Gov. Larry Hogan holds up his ticket Dec. 10, 2021, after placing the first sports wager at Horseshoe Casino Baltimore. (Kim Hairston, The Baltimore Sun)
By the end of this year, Maryland gamblers may be able to place mobile sports bets.
The arrival of online sports gambling has been more than two years in the making, but as recently as last month, a 2022 launch didn’t seem likely. At that time, a Maryland state gaming control agency official said it was “everybody’s hope” that mobile sports betting could take place in the state before the Super Bowl in February.
However, the Sports Wagering Application Review Commission began accepting applications Tuesday from mobile sports betting businesses and Maryland Lottery and Gaming Director John Martin predicted that mobile wagering could start before the end of 2022.
“We’ve been doing everything we can to have it launch before the end of the year, and now we have a good chance to make that happen,” he said in a statement.
The U.S. Supreme Court struck down a federal ban on sports gambling in 2018 and Maryland voters approved legalized sports betting in 2020. Republican Gov. Larry Hogan signed a bill into law allowing in-person and mobile sports betting in 2021. Later that year, wagering at select locations, such as Baltimore’s Horseshoe Casino, began.
Mobile sports betting, however, has not yet launched.
More than 20 states have legalized online sports wagering, but Maryland’s implementation has taken months longer than most.
Launching has been a comprehensive process as Maryland officials have sought, in accordance with state law, to promote diversity in “race, ethnicity, gender, gender identity, sexual orientation, socioeconomic status, religion, disability status, and veteran status.”
Each prospective mobile licensee, which has until Oct. 21 to apply, must submit a “Diversity Plan” and make a “good faith effort” to follow its guidelines. According to the application, the plan should contain steps the applicant will take to “promote meaningful diversity among its owners, investors, managers, employees, and contractors and to promote equality of opportunity.”
Hogan has been among those who have urged gambling regulators to hasten the launch of mobile sports betting; he called in June for it to be available by the beginning of the 2022 football season, which starts with Thursday’s Los Angeles Rams-Buffalo Bills game. The Ravens start their season Sunday at the New York Jets.

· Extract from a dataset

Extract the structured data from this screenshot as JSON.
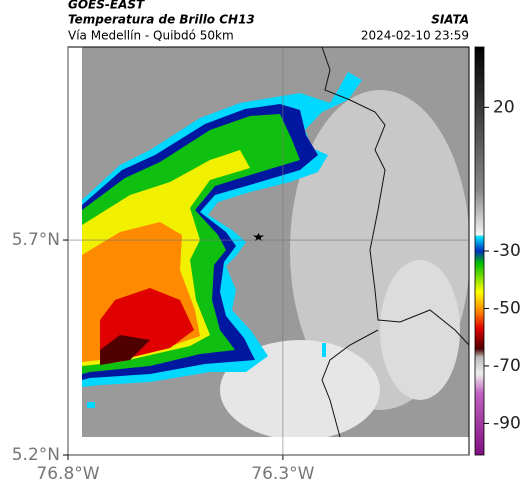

“After having to overcome numerous bureaucratic hurdles from the legislature’s commission, we’re finally seeing some progress on mobile betting,” Hogan tweeted Tuesday. “I am going to keep holding everyone’s feet to the fire until this is up and running. Marylanders have waited long enough.”
Football season is a busy one for the gambling industry, as application review commission chair Thomas Brandt wrote in a request last month to the General Assembly’s Joint Committee on Administrative, Executive and Legislative Review for swift approval to open the application process.
“Football season (September through the Super Bowl in February) annually generates much more activity than other times of the year. Thus, unless we move quickly, Marylanders will miss access to mobile wagering on the 2022 football season, and the state will miss out on the related revenue,” Brandt wrote.
The legislative committee approved the application process Friday, which enabled the commission to begin accepting applications.
Prospective sports wagering businesses have 45 days to apply for one of 60 licenses. On Tuesday, SWARC also opened applications for up to 30 “Class B” facilities — physical gambling locations that will be smaller than “Class A” ones like large casinos.
Following the application process, state officials will complete background checks for up to 45 days. Such a timeline could make a December launch possible, in time for the end of the 2022 college and pro football seasons.